Systemic lupus erythematosus (SLE) is characterized by the development of autoantibodies against double stranded DNA. Virginia Pascual and colleagues previously demonstrated that neutrophils from patients with SLE release an oxidized form of mitochondrial DNA, which induces the production of high levels of type 1 interferons by plasmacytoid dendritic cells (pDCs). They now show that pDCs activated by oxidized mitochondrial DNA induce the production of a CD4+ memory T cell population — which they term T helper 10 (TH10) cells — that provides B cell help through the production of IL-10 and succinate. Moreover, the researchers show that T cells with these characteristics are expanded in the blood of patients with SLE and are present in the tubulointerstitium of patients with proliferative lupus nephritis, suggesting that these cells could be a novel therapeutic target.

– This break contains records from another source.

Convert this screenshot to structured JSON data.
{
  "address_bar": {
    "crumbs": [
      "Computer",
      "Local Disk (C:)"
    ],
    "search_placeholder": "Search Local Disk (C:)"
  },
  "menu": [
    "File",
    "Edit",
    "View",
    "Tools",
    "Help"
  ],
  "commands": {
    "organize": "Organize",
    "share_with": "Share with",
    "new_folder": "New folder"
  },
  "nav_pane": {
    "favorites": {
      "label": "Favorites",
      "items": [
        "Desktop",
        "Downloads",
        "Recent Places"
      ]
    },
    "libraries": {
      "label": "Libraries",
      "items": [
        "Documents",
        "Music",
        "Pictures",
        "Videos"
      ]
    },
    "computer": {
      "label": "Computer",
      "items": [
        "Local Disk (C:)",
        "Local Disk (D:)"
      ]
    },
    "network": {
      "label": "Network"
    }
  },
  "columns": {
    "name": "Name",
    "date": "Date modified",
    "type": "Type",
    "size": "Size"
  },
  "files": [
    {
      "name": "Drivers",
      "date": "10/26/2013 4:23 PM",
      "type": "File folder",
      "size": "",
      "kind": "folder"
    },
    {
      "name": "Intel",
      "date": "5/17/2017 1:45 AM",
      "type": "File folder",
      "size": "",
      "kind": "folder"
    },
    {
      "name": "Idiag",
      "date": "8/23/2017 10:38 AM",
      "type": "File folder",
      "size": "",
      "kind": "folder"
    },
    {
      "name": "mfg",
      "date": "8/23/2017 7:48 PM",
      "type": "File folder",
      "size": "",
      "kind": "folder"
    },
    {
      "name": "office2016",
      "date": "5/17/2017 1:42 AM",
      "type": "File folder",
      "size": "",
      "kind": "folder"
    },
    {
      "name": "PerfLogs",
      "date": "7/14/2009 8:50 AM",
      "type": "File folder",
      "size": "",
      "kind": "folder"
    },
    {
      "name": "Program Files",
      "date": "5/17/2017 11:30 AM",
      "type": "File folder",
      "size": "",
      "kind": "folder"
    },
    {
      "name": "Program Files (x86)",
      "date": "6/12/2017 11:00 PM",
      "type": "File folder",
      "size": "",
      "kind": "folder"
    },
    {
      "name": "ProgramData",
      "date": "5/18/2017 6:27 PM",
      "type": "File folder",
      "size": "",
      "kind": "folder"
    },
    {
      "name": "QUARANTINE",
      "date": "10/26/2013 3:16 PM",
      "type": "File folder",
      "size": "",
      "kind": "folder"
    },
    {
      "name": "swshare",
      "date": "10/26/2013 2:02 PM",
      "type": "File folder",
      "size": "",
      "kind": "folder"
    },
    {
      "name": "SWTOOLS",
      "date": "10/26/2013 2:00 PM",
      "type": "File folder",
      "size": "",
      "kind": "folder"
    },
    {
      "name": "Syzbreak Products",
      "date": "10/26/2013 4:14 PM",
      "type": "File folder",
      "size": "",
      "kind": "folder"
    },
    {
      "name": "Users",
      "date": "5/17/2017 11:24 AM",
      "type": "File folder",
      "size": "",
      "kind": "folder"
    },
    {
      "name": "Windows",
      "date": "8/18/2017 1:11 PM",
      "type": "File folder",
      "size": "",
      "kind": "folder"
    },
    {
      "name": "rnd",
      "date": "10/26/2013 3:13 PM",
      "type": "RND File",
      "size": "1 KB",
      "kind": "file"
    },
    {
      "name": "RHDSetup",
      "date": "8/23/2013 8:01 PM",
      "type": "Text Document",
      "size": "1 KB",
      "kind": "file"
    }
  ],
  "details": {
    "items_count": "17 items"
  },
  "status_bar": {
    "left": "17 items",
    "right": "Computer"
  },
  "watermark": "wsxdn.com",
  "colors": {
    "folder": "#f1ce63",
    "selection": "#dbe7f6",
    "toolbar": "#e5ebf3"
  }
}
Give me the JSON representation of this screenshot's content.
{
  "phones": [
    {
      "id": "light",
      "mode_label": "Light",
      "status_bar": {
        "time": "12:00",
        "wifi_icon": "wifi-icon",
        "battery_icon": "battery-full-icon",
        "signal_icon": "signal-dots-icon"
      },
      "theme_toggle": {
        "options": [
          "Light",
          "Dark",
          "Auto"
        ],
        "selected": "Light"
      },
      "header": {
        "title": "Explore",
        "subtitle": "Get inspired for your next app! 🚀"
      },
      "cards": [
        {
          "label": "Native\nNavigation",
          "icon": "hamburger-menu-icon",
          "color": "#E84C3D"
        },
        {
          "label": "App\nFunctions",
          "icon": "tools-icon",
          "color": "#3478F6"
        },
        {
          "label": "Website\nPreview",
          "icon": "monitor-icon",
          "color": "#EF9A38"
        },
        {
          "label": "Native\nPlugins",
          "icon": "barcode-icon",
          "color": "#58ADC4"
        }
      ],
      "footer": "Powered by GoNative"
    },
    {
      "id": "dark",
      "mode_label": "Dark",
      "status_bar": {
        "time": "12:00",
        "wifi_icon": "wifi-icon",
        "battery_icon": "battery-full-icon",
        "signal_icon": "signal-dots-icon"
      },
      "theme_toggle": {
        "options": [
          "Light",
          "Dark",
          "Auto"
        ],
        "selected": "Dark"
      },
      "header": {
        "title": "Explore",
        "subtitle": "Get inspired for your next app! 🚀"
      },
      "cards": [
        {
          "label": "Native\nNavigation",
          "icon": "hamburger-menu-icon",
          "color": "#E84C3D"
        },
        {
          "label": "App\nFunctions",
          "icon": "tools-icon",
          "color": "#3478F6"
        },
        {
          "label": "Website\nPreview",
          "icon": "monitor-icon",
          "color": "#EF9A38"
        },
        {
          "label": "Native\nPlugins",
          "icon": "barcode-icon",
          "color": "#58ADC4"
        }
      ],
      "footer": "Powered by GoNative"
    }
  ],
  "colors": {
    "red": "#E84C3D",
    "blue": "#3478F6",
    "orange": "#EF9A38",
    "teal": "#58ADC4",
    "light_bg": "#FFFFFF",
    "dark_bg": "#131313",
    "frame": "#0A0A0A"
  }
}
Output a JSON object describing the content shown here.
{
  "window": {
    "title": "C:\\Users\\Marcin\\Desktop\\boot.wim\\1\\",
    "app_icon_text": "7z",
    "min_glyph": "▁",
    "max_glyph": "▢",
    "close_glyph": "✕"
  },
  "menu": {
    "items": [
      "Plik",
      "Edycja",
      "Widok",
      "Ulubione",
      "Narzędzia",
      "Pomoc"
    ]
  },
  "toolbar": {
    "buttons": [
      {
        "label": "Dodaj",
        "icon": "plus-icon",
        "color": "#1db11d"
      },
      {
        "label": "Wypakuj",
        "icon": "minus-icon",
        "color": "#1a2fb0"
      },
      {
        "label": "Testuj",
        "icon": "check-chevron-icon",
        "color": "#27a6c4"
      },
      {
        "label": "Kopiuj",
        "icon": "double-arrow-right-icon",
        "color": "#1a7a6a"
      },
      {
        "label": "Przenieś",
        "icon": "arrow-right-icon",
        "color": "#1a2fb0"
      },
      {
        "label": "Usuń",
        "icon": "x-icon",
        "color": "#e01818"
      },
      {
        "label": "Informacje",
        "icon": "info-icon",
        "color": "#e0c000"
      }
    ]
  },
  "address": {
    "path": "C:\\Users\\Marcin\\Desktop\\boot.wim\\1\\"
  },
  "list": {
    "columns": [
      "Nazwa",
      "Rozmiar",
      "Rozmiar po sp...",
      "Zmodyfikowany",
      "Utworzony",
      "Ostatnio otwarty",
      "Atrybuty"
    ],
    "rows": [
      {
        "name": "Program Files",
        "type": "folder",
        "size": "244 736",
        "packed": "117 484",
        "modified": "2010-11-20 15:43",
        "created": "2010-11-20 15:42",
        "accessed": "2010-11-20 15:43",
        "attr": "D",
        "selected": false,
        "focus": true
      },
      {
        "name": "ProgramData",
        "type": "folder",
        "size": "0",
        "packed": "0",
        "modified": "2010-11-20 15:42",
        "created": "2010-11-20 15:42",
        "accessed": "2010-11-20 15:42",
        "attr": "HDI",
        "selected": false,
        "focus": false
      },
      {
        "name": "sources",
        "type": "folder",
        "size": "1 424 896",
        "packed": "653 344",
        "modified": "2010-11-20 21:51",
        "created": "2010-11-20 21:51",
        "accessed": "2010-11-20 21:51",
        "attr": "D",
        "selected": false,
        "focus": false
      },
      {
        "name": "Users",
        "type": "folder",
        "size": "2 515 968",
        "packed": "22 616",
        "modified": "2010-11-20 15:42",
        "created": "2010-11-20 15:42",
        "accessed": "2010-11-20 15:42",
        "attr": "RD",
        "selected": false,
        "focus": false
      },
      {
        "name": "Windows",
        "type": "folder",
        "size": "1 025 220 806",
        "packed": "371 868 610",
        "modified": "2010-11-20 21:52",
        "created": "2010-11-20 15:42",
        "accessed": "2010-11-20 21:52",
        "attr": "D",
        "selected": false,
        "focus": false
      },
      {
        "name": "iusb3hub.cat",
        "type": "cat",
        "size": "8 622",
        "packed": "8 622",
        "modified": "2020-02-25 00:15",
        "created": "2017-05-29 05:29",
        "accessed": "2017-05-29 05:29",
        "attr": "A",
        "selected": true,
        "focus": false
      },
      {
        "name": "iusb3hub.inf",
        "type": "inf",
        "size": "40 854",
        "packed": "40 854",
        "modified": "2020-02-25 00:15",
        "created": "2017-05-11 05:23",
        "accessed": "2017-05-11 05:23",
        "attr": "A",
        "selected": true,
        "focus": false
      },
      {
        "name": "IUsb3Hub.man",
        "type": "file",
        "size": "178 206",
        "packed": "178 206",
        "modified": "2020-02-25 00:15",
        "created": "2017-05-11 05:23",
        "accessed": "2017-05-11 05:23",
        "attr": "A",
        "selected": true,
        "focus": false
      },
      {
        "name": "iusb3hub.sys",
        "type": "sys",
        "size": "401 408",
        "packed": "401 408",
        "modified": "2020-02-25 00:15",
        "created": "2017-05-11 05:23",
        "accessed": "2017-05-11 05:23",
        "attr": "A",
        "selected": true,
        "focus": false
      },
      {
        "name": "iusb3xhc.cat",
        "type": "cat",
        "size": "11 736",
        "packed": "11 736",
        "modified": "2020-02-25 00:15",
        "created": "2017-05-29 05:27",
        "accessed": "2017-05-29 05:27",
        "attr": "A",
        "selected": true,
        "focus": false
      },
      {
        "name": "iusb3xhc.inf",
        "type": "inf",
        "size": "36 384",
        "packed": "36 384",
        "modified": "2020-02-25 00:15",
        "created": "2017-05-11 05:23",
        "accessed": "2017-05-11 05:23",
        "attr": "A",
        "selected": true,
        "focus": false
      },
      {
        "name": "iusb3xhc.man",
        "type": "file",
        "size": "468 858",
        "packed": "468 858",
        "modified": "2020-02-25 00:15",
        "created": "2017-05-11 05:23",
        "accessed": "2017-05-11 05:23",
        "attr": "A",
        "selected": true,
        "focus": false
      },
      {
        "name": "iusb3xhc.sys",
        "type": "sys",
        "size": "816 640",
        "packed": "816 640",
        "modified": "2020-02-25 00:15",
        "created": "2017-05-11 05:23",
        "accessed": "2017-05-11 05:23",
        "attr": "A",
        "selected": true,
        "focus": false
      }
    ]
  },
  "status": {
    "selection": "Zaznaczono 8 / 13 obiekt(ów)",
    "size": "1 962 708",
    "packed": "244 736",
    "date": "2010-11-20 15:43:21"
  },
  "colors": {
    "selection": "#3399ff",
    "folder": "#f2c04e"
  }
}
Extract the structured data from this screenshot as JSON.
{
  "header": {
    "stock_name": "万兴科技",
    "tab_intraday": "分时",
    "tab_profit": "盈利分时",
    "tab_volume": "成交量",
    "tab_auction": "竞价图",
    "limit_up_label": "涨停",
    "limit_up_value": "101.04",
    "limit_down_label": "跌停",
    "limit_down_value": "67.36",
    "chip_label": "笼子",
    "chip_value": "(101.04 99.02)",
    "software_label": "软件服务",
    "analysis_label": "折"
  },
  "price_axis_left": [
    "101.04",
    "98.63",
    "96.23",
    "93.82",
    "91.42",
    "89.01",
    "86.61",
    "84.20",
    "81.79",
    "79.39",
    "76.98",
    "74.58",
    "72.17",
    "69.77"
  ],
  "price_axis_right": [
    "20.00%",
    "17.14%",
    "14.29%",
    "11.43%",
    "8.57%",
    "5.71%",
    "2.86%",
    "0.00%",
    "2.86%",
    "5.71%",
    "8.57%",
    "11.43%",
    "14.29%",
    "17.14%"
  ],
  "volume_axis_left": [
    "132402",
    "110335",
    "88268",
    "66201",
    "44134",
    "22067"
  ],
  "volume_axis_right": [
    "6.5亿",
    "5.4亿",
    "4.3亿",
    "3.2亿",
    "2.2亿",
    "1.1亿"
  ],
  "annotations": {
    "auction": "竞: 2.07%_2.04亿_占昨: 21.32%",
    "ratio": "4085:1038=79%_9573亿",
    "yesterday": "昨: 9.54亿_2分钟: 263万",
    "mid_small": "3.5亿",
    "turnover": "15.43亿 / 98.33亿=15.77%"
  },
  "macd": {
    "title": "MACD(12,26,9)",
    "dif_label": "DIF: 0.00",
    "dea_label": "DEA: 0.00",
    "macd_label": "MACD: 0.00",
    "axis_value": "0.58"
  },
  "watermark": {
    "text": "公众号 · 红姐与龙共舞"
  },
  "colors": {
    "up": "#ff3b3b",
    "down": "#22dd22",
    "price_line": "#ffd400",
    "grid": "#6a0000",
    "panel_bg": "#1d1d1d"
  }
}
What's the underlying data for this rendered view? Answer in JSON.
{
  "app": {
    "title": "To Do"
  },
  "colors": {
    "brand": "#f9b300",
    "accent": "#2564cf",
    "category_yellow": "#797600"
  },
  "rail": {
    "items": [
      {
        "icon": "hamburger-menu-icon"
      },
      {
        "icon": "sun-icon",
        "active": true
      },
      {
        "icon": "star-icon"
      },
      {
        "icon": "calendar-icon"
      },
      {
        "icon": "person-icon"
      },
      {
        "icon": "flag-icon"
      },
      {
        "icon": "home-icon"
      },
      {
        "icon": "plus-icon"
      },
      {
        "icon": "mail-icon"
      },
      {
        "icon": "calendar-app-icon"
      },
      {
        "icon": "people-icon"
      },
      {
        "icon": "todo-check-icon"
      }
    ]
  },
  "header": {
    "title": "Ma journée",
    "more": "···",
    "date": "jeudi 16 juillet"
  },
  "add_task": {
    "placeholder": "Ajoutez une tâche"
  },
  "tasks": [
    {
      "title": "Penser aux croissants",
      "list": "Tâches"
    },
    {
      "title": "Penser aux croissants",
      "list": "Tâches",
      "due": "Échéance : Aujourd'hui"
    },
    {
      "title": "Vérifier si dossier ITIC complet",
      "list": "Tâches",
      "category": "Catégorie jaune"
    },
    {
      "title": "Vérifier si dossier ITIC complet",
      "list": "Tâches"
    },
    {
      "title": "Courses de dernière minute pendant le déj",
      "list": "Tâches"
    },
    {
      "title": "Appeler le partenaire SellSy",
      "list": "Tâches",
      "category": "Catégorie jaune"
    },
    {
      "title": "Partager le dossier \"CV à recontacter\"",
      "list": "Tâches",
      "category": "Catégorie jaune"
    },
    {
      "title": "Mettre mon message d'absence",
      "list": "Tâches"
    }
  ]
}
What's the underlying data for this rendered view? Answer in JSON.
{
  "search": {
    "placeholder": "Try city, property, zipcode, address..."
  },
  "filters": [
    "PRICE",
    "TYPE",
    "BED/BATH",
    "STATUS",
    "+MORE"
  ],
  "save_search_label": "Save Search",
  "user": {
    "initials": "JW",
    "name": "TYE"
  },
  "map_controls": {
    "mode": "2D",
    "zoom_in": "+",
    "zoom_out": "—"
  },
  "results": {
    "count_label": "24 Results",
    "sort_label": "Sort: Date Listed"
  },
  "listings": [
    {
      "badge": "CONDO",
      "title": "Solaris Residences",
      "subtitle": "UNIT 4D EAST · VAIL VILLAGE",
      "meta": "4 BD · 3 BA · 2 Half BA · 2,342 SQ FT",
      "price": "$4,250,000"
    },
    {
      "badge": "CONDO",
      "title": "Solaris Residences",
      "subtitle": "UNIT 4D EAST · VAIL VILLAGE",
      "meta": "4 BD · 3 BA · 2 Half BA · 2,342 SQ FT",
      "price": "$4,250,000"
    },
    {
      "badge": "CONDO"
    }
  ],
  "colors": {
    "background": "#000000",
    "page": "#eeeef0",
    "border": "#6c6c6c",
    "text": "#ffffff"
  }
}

Credit: Lara Crow/Springer Nature Limited

To assess how oxidized mitochondrial DNA-activated pDCs might shape the adaptive immune response, Pascual and colleagues initially studied the response of naive CD4+ T cells to these pDCs in vitro. “Our in vitro studies showed that oxidized mitochondrial DNA-activated pDCs induce a population of CD4+ T cells that produce IL-10 and IFNγ,” explains Pascual. “These T cells also displayed unique metabolic features leading to the accumulation of reactive oxygen species and the secretion of succinate.” Functional studies revealed that these T cells stimulated the activation of B cells in an IL-10 and succinate-dependent manner. “These cells are in fact superb B cell helpers, even though they do not express markers of professional follicular helper T cells,” says Pascual. “IL-10 is well known for its immunoregulatory functions, but in humans this cytokine is also a potent inducer of B cell proliferation and differentiation, although interestingly, T regulatory cells that produce high levels of IL-10 are not good B helper cells. On the other hand, succinate has emerged as an important inducer of macrophage and dendritic cell activation, but its role in B cell help was unknown.”

To determine the clinical relevance of their in vitro findings, the researchers then assessed whether phenotypically similar cells were present in the blood of patients with SLE. “We found that CXCR5CXCR3+PD1hiCD4+ T cells, which are distinct from follicular helper T cells but displayed similar phenotypic, functional and metabolic characteristics to TH10 cells, were expanded in the blood of patients with SLE,” notes Pascual. Interestingly, blood levels of these T cells were lowest in children with severe proliferative lupus nephritis, leading the researchers to hypothesize that the cells had migrated from blood to the kidneys of these patients. Indeed, they identified these cells in kidney biopsy samples, where they were located in interstitial areas in close proximity to tubular epithelial cells and B cells. “Although we speculate that these T cells might provide local B cell help in the kidney, it is also important to remember that proximal tubular epithelial cells express the highest density of the succinate receptor, SUCNR1, and that this metabolite has been implicated in the pathogenesis of renovascular hypertension through its capacity to activate the renin–angiotensin system,” says Pascual. “Whether T cell-derived succinate directly contributes to kidney damage in patients with proliferative lupus nephritis — the main class of lupus nephritis that is associated with renovascular hypertension — deserves further study.”

These cells are in fact superb B cell helpers

Given the inverse correlation between blood levels of this T cell population and the presence of proliferative lupus nephritis, Pascual and colleagues suggest that quantification of these cells in blood could be used as a biomarker of lupus nephritis class and, moreover, could represent a new avenue for therapeutic investigation. “In this regard, the use of SUCNR1-specific antagonists, which are being developed to treat diabetic and hypertensive nephropathy, could be explored in early stages of lupus nephritis,” she says. “Specific pharmacological regulators of succinate production might also represent a novel niche for therapeutic development in proliferative lupus nephritis.”